Economia

Giappone fermo, l'Abenomics non va

Tokyo rinvia di un anno l'obiettivo "inflazione". In Usa oggi riunione Fed

Giappone fermo, l'Abenomics non va

Davanti a una economia mondiale che fatica a riprendere il passo - ieri sono emerse nuove crepe anche in Giappone - gli occhi degli investitori restano puntati sulle mosse delle banche centrali, dalla Bce di Mario Draghi agli Stati Uniti. Dove questo pomeriggio alle 19 la Federal Reserve comunicherà le sue decisioni di politica monetarie: sebbene un aumento dei tassi entro l'anno è considerato scontato, nessuno si aspetta una stretta immediata (il costo del denaro è fermi dal dicembre 2015 allo 0,25-0,50 per cento.

A consigliare lo status quo sono infatti le ormai prossime elezioni presidenziali per la Casa Bianca. Gli analisti di Jp Morgan fanno poi notare che «sarebbe politicamente pericoloso per la Fed alzare i tassi prima di una elezione molto combattuta». Tanto più che in questo ciclo elettorale è spuntata la «sorpresa d'ottobre», ossia il ritrovamento (annunciato di recente dall'Fbi) di nuove email che potrebbero essere rilevanti per l'inchiesta, che era stata chiusa a luglio senza alcuna incriminazione, sull'uso di un account di posta elettronica e di server privati di Hillary Clinton quando era segretario di Stato. I mercati si interrogano ora sulle reali chance di Donald Trump.

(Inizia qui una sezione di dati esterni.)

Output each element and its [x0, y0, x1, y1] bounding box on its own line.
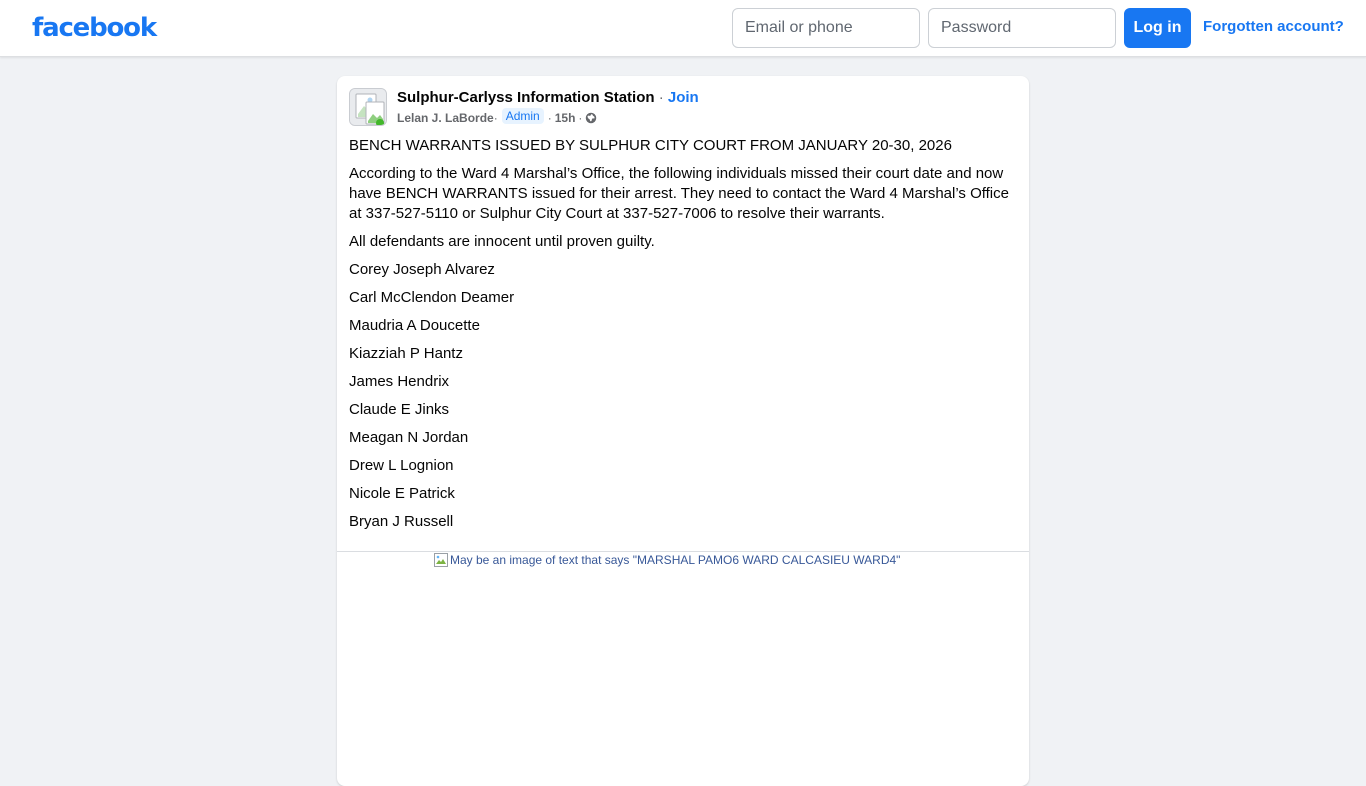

Quanto invece al Giappone ieri la Boj, la banca centrale nipponica, ha rinviato ancora una volta la scadenza per il raggiungimento dell'obiettivo di inflazione del 2%, che slitta di un anno al marzo 2019. Di fatto si tratta dell'ammissione che la strategia dell'«Abenomics» per vincere la deflazione non sta funzionando. Il governatore Haruhiko Kuroda, il cui mandato quinquennale si concluderà a marzo 2018, non riuscirà dunque a centrare il risultato promesso. La sconfitta della deflazione era uno dei pilastri della strategia lanciata dal premier Shinzo Abe nel 2012, basata su allentamento monetario, spesa pubblica e riforme strutturali. Tokyo spera comunque che Janet Yellen le dia indirettamente una mano, alzando i tassi a dicembre.

L'intervento della Fed farebbe salire il dollaro e quindi favorirebbe le esportazioni giapponesi e la crescita dei prezzi delle merci importate.